- Born: Jasbinder Singh Mann 24 April 1970 (age 56) Dudley, Staffordshire, England
- Genre: Alternative rock
- Occupations: Musician; singer-songwriter; record producer; film producer;
- Instruments: Vocals; guitar; bass guitar; piano;
- Years active: 1986–present
- Labels: New Atlantis; EMI;
- Website: www.jasmann.org

= Jas Mann =

British musician (born 1970)

Jasbinder Singh "Jas" Mann (Punjabi: ਜਸਵਿੰਦਰ ਸਿੰਘ ਮੱਨ, born 24 April 1970) is a British songwriter, musician, singer, record producer and film producer. He was lead singer of Babylon Zoo, known for their 1996 UK chart-topping single "Spaceman" and No. 6 album The Boy with the X-Ray Eyes.

==Early life==
He was born in 1970, Dudley, West Midlands, England, to a Punjabi Indian father and a mother of Sioux descent. Mann formed his first band at the age of 15, with his friend Adam Toussaint; they were called The Glove Puppets. Mann personally funded a 7" vinyl single, sold through local record shops in 1987.

The Sandkings, another Wolverhampton band, enlisted Mann as their vocalist in 1988. The group, named after a 1981 collection of sci-fi short stories by George R. R. Martin, released seven singles and an EP with Mann between 1988 and 1992 as well as an album. They scored three Top 10 hits in the UK indie single chart.

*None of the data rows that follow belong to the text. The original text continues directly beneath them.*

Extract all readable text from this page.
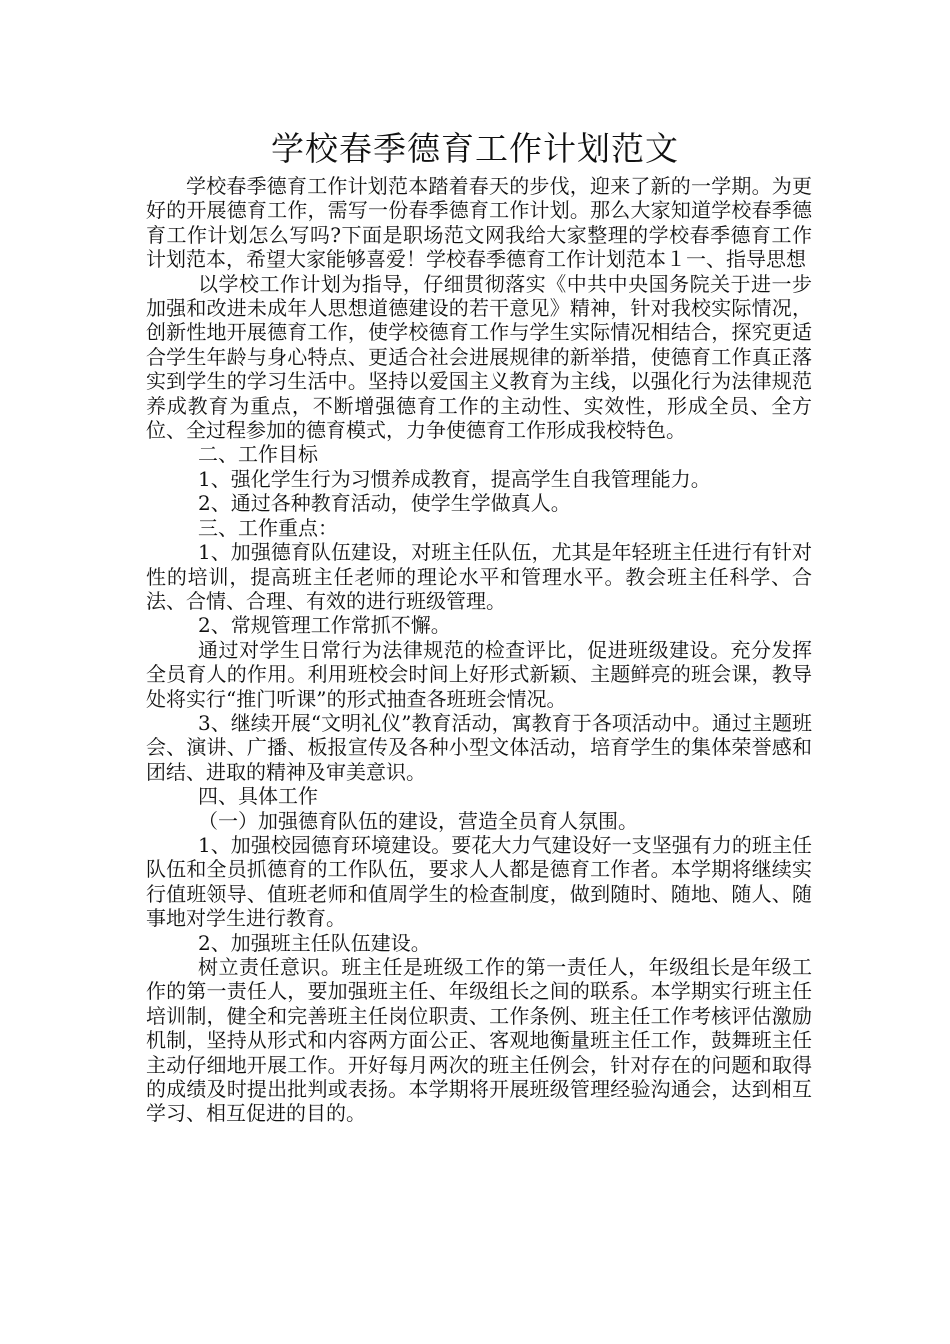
学校春季德育工作计划范文

学校春季德育工作计划范本踏着春天的步伐，迎来了新的一学期。为更好的开展德育工作，需写一份春季德育工作计划。那么大家知道学校春季德育工作计划怎么写吗?下面是职场范文网我给大家整理的学校春季德育工作计划范本，希望大家能够喜爱！学校春季德育工作计划范本１一、指导思想

以学校工作计划为指导，仔细贯彻落实《中共中央国务院关于进一步加强和改进未成年人思想道德建设的若干意见》精神，针对我校实际情况，创新性地开展德育工作，使学校德育工作与学生实际情况相结合，探究更适合学生年龄与身心特点、更适合社会进展规律的新举措，使德育工作真正落实到学生的学习生活中。坚持以爱国主义教育为主线，以强化行为法律规范养成教育为重点，不断增强德育工作的主动性、实效性，形成全员、全方位、全过程参加的德育模式，力争使德育工作形成我校特色。

二、工作目标

1、强化学生行为习惯养成教育，提高学生自我管理能力。

2、通过各种教育活动，使学生学做真人。

三、工作重点：

1、加强德育队伍建设，对班主任队伍，尤其是年轻班主任进行有针对性的培训，提高班主任老师的理论水平和管理水平。教会班主任科学、合法、合情、合理、有效的进行班级管理。

2、常规管理工作常抓不懈。

通过对学生日常行为法律规范的检查评比，促进班级建设。充分发挥全员育人的作用。利用班校会时间上好形式新颖、主题鲜亮的班会课，教导处将实行“推门听课”的形式抽查各班班会情况。

3、继续开展“文明礼仪”教育活动，寓教育于各项活动中。通过主题班会、演讲、广播、板报宣传及各种小型文体活动，培育学生的集体荣誉感和团结、进取的精神及审美意识。

四、具体工作

（一）加强德育队伍的建设，营造全员育人氛围。

1、加强校园德育环境建设。要花大力气建设好一支坚强有力的班主任队伍和全员抓德育的工作队伍，要求人人都是德育工作者。本学期将继续实行值班领导、值班老师和值周学生的检查制度，做到随时、随地、随人、随事地对学生进行教育。

2、加强班主任队伍建设。

树立责任意识。班主任是班级工作的第一责任人，年级组长是年级工作的第一责任人，要加强班主任、年级组长之间的联系。本学期实行班主任培训制，健全和完善班主任岗位职责、工作条例、班主任工作考核评估激励机制，坚持从形式和内容两方面公正、客观地衡量班主任工作，鼓舞班主任主动仔细地开展工作。开好每月两次的班主任例会，针对存在的问题和取得的成绩及时提出批判或表扬。本学期将开展班级管理经验沟通会，达到相互学习、相互促进的目的。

The Sandkings were the opening act for Happy Mondays and The Stone Roses in the early 1990s, but Mann left the band because of creative differences.

==Babylon Zoo==

The single "Spaceman" charted at No. 1 in the UK Singles Chart, in January 1996 after appearing on a Levi's commercial, selling 420,000 copies in its first week. It became the fastest selling single in the United Kingdom in over thirty years, since The Beatles' "Can't Buy Me Love". "Spaceman" became a number one chart hit in 23 countries, including the United Kingdom. As of November 2012, "Spaceman" was the 74th best selling single in the history of the United Kingdom, selling 1.14 million copies. Critic Jon Savage wrote, "Staring into the cameras, as sexy/strange as Mick Jagger in 1965, Mann cast the nation under his spell."

An album entitled The Boy with the X-Ray Eyes was produced at Mann's New Atlantis Productions music/artwork/video centre. It was released in 1996 and peaked at No. 6 in the UK Albums Chart The following two singles charted in the UK top 40: "Animal Army" (No. 17) and "The Boy with the X-Ray Eyes" (No. 32). Three years later, in 1999, a follow-up album was released entitled King Kong Groover. Neither the album nor its single, "All the Money's Gone", were top 40 entries.

==After "Spaceman"==
In 2004, Mann staged a competition in which he asked fans to sum up their lives in one word, which he would then write into the song lyrics of his new album. In 2005, he announced he would be issuing the new Babylon Zoo album, Cold Clockwork Doll, although this has yet to be released.

In 2008, Mann co-founded the Indomina Group, an independent studio based in Los Angeles and the Dominican Republic. In 2011, in partnership with Pinewood Group, Indomina Group created Pinewood Indomina Studios in the Dominican Republic. Mann sold his ownership to the Vicini Group after an investment from the IFC. Indomina distributed the 2012 films The Imposter (2012) and A Fantastic Fear of Everything. In 2013, Indomina shut its US office to relocate full operations to the Dominican Republic.

Mann is also a board member of the children's charity International Child Art Foundation, providing arts programming in schools.

In 2013, Mann co-founded Virgin Produced India, a film production company in partnership with the Virgin Group.